Samotność Hetze, Paul Bruno (1866 - 1901)

Samotność

Description:
Paul Bruno Hetze (1866-1901)
was a German artist specializing in portraiture and landscape painting. From 1889 he studied at the Munich Academy of Fine Arts. From Johann Caspar Herterich’s workshop he acquired an interest in nature observation, and from Wilhelm von Diez’s workshop for colorism. From 1895 he exhibited at numerous shows in Munich, Berlin and Dresden. Associated with the Munich Secession, he illustrated the local magazine “Jugend”.

Description of the painting:
“Solitude” was most likely purchased by Edward Alexander Raczynski in 1899 from the Munich Secession exhibition. Its earlier version was presented by the artist in 1897 at the VII International Art Exhibition at the local Glaspalast, and a slightly larger version of the Rogalin composition at the winter “Secession”*. Hence, in 1901 it was purchased for the Munich Neue Pinakothek**.

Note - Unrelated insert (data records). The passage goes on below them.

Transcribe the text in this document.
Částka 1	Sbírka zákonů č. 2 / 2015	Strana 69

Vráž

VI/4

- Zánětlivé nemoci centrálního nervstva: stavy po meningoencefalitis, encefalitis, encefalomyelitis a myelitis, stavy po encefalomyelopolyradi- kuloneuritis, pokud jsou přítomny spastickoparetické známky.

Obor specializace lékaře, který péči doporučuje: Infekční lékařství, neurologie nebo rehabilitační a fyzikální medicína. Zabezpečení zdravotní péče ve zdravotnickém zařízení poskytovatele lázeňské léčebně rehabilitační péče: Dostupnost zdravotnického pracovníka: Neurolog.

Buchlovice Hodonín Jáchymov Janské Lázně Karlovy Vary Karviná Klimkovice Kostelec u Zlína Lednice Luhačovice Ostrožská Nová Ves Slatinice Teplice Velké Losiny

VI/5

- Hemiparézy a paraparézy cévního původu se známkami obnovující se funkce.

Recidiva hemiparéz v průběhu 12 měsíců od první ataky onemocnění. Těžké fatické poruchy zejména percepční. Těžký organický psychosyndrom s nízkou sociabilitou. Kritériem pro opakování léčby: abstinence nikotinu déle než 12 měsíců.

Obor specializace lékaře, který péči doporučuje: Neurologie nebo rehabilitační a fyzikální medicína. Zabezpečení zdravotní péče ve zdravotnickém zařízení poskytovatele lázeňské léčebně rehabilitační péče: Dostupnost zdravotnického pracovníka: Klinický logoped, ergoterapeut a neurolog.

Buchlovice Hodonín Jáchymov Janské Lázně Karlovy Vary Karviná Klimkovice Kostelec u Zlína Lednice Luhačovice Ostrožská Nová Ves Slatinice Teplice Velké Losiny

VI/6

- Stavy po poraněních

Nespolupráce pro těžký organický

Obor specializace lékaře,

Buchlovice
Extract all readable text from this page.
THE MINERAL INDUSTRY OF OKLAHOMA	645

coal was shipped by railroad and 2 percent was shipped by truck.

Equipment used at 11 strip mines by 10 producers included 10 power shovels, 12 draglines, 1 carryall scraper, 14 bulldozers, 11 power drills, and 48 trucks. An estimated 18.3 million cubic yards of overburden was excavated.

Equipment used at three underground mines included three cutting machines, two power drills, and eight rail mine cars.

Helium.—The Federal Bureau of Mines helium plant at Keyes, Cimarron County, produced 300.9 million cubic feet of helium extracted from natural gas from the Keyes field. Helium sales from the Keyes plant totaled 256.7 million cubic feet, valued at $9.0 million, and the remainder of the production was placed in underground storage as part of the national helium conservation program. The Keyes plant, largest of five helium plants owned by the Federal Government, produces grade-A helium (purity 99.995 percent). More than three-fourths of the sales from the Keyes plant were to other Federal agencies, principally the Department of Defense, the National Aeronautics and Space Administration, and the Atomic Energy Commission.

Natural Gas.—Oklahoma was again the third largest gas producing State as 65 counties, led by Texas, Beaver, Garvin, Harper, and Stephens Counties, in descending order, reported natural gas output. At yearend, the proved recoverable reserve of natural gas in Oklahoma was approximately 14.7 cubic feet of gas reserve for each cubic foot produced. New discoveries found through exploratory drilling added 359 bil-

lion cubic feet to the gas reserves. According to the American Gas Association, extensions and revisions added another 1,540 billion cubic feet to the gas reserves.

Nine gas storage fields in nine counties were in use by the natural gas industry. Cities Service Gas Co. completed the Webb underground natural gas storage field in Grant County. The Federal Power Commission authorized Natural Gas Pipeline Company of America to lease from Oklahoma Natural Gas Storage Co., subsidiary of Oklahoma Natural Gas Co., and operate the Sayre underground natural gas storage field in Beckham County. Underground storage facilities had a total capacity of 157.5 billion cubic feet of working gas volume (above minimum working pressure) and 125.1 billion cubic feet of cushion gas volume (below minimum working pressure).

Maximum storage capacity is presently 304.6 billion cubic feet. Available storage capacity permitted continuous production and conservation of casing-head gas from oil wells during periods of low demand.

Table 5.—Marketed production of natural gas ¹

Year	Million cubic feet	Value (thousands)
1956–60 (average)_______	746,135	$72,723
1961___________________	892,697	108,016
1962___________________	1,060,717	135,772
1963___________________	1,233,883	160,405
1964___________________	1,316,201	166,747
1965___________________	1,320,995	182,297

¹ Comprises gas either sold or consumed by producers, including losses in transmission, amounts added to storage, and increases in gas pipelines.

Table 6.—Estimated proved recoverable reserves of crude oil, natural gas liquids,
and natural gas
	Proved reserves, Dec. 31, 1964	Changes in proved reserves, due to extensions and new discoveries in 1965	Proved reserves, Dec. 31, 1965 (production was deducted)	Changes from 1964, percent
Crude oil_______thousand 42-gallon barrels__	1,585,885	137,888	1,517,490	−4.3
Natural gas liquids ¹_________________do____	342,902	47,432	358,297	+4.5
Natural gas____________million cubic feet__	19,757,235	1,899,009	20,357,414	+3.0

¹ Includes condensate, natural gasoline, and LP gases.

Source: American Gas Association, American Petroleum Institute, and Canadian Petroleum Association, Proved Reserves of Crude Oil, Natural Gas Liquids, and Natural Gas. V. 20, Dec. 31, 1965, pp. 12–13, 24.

According to M. Piotr Michalowski, “Solitude”, depicting a monk walking through a beech forest, is kept in the late-romantic painting of Arnold Böcklin*. Indeed, similarities can be found here to the peaceful nature of the Swiss artist’s “In the Forest Silence” from 1885 from the collections of the National Museum in Poznań***. However, that is where the similarities end. The place of the figure on the fantastic unicorn symbolizing innocence and purity, and the squirrel associated with fertility, is occupied by the figure of a meditative monk, and the place of the emerging among the trees of a distant, ethereal, romantic mountain landscape is quite tangible, a sunny, lowland landscape on a summer day. The delicate aerial perspective is replaced by a color perspective, built flat, clearly differentiated in color, synthetic-secession spot. The fantastic-fairytale aura of Böcklin’s painting is opposed by the magic of nature’s peace with the almost tangible “smell of meadows and rustle of the forest”**** of Hetze. To the disturbing, mysterious symbolism of the Swiss, the melancholic, symbolic mood of the German’s painting – built of contrasts of colors and shapes of bright fields and a clear sky, and on the other hand a dark forest, in which we find a lonely man of his own choice.